When you propagate the uncertainty through, the “optimal” portfolio becomes a region rather than a point. Different defensible inputs produce different defensible answers. The framework doesn’t tell you which one is right — it can’t, because the question doesn’t have a single answer once you take the input uncertainty seriously.
This has practical consequences. If your “optimal” allocation under one set of plausible inputs is 40% stocks, and under another set of equally plausible inputs is 70% stocks, the framework isn’t really recommending either one. It’s saying: under these specific inputs, this is the answer. Pick different inputs, get a different answer.
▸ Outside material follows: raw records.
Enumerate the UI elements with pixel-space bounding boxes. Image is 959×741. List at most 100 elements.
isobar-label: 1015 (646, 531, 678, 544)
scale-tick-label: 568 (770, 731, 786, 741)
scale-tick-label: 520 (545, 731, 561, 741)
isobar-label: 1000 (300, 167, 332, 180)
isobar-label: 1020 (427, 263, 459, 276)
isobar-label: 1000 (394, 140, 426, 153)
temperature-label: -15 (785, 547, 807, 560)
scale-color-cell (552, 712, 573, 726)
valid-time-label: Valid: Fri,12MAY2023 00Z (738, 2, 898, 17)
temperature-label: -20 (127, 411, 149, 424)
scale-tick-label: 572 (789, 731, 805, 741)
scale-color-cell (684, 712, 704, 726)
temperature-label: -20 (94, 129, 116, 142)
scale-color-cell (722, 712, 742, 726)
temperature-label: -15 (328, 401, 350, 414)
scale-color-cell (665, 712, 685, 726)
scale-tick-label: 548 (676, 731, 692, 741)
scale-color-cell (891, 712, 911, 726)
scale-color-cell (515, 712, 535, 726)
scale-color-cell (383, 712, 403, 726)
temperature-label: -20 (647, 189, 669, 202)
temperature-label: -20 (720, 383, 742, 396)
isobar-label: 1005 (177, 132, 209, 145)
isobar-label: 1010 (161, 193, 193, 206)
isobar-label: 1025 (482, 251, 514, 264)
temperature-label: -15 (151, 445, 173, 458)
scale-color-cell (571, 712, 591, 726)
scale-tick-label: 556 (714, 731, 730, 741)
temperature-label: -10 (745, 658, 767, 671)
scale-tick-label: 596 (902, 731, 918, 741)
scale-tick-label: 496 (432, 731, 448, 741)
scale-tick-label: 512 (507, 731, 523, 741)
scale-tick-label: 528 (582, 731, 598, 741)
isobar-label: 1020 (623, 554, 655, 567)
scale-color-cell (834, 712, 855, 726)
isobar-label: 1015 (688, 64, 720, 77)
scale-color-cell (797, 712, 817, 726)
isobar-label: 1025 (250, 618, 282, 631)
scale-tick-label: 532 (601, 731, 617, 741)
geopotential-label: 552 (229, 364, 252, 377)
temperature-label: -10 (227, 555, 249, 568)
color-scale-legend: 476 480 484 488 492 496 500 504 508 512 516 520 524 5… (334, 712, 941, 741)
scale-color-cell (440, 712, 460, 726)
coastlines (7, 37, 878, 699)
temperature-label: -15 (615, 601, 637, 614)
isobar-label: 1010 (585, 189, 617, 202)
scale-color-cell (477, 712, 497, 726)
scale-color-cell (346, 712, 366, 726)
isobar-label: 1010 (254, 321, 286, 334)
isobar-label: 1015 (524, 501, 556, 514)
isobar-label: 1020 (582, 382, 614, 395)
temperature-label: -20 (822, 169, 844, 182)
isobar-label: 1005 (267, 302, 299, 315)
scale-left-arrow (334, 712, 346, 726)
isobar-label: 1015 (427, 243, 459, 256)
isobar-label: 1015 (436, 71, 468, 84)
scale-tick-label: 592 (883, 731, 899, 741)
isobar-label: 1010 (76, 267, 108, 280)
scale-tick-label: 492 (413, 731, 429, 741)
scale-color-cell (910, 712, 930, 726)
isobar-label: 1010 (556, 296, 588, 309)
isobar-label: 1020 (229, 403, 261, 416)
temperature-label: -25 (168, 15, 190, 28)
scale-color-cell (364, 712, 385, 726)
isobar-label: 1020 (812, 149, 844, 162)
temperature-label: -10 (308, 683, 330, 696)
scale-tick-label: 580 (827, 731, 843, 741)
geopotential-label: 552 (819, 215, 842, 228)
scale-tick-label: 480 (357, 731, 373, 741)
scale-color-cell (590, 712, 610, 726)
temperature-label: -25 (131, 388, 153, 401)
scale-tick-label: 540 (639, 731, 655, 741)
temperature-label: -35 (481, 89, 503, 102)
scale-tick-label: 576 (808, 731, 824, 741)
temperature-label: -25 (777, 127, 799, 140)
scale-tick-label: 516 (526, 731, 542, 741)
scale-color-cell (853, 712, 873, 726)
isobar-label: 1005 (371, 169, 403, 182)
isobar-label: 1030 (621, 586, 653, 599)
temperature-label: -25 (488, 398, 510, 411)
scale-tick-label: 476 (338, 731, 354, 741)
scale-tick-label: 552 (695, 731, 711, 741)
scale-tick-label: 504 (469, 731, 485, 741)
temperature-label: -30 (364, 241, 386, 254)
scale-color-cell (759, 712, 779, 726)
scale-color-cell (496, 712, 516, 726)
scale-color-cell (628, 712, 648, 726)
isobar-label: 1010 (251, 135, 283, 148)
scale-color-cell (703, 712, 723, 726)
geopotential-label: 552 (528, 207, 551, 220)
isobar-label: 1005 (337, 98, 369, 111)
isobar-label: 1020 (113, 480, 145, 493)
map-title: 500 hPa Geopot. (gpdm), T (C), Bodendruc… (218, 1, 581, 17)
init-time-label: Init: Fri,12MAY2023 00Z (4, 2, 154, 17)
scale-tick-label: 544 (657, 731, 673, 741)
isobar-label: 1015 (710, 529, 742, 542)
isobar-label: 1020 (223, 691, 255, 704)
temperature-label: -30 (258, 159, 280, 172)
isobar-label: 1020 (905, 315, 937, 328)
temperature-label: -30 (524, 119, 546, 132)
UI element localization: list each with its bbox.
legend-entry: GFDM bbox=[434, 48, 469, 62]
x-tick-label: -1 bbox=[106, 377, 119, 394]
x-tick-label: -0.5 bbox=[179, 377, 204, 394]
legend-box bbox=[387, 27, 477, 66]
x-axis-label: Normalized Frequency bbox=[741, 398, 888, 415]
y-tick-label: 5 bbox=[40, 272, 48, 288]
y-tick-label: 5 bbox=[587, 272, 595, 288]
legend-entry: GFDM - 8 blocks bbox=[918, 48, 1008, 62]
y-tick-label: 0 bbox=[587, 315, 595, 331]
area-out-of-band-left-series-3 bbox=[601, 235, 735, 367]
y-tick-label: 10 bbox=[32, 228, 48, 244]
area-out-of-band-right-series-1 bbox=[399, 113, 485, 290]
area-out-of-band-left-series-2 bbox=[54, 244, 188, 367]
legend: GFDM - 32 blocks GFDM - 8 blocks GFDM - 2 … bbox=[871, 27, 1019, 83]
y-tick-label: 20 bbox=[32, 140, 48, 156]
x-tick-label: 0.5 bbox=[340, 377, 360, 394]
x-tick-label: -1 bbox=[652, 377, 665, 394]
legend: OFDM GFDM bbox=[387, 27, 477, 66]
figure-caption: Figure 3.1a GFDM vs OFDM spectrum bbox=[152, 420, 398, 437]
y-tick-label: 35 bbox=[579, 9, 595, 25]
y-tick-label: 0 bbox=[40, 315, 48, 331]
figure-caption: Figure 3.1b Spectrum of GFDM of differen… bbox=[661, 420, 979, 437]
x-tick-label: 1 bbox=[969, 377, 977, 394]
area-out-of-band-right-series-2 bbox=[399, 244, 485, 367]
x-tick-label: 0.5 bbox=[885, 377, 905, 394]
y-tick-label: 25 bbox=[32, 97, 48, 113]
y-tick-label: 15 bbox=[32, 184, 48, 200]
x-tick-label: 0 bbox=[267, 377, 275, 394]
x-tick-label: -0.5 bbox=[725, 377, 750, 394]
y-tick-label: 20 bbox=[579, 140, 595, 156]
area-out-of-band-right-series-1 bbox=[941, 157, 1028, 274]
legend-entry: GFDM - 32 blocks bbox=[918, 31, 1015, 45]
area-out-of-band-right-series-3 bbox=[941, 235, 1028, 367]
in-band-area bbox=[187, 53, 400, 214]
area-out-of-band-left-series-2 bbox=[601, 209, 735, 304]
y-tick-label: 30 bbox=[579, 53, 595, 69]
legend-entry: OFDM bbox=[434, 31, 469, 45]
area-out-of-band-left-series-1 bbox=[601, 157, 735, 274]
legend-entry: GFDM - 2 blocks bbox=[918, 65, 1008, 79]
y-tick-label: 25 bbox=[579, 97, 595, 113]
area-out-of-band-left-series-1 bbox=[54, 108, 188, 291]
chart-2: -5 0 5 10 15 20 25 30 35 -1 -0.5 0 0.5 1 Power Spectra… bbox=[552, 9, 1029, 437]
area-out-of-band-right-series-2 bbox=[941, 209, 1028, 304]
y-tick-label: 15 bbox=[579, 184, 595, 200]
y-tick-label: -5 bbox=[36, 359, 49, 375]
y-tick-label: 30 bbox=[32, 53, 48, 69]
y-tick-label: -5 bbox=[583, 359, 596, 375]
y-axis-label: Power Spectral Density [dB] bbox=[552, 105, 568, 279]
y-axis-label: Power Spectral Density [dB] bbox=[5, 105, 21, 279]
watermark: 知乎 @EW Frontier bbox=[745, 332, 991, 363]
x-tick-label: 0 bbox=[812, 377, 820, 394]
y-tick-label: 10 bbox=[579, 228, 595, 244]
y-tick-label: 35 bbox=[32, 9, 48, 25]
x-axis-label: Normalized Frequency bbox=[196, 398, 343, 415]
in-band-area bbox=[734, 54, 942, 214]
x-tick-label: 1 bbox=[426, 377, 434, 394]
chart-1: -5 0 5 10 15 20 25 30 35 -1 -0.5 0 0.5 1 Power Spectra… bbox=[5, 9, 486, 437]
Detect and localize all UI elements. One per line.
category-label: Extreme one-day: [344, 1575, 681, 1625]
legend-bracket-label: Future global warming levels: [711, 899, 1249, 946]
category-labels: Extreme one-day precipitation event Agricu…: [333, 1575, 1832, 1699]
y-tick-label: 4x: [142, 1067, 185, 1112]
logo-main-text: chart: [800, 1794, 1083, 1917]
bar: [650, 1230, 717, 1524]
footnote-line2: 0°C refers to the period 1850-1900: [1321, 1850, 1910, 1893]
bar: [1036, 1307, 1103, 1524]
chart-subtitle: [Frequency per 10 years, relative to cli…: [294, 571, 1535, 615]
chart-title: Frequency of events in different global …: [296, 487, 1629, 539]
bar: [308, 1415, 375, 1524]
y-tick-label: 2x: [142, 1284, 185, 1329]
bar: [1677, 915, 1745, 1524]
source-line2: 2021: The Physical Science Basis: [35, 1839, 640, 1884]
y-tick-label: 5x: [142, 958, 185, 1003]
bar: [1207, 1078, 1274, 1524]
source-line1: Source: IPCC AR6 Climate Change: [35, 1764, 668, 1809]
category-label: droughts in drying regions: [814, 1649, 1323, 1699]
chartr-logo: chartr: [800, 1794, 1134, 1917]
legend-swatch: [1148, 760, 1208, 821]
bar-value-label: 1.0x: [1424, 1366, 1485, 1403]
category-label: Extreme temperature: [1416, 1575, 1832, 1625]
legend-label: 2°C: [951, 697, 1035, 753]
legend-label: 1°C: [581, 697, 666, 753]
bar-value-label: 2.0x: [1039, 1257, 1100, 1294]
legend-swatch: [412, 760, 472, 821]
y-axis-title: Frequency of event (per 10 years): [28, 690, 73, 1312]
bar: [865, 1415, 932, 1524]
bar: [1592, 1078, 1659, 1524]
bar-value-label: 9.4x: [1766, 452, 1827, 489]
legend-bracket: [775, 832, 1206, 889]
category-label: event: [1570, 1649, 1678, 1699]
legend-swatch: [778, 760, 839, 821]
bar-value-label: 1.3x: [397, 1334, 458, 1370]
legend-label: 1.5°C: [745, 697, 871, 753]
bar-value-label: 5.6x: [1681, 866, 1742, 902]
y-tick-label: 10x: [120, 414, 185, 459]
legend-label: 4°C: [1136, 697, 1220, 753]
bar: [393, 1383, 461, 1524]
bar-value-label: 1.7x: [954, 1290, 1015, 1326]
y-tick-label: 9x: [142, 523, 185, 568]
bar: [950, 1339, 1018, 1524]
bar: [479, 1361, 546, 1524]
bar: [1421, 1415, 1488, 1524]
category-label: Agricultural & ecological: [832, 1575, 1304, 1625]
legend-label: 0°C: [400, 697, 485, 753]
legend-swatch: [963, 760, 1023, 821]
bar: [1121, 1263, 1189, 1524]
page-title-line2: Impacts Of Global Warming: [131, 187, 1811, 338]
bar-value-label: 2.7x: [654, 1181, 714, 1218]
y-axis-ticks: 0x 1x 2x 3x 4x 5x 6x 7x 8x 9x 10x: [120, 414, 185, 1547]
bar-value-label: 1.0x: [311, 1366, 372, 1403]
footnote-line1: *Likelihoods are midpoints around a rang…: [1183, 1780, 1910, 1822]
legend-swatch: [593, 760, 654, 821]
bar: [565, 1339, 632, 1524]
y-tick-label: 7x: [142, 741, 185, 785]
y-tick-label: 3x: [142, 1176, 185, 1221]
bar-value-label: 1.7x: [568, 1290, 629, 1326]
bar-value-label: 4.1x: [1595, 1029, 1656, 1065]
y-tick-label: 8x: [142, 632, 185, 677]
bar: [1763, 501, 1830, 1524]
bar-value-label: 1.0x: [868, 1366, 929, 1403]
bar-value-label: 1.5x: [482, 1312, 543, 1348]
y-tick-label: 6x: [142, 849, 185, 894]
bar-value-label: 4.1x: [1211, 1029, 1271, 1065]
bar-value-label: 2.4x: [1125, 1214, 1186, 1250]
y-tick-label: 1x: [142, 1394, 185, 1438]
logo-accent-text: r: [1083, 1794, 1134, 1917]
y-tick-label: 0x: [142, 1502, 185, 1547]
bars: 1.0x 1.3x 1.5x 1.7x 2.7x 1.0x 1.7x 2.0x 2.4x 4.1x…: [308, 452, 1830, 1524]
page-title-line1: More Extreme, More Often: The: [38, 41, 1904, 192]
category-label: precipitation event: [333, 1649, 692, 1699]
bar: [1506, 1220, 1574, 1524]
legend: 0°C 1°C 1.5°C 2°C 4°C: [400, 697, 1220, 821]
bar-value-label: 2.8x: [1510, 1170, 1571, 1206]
This chapter isn’t arguing that you should ignore the framework’s outputs. The qualitative shape of the results — that diversification matters, that the tradeoff between return and risk is real, that correlations affect how strongly diversification helps — is robust across the parameter cloud. You can take the framework seriously as a guide to how to think about portfolio construction without taking its specific numerical outputs as recommendations.
But it does argue against treating the outputs as more precise than they are. A tangency portfolio computed from one set of historical estimates is one point in a cloud of equally-defensible answers. Reporting it as “the optimal allocation” overclaims what the framework can support.
The next chapter takes this one step further. So far the parameters have been treated as uncertain but stable — we’ve shown wide variation in the optimization’s answer when the parameters are allowed to vary, but the variation has been around a fixed center. The next chapter looks at what happens when the parameters themselves shift over time. Whatever the “right” inputs are, they’re not the same inputs in every era — and there’s no reason to assume the future will use or be represented by the same inputs as the past. The framework has no built-in way to handle this.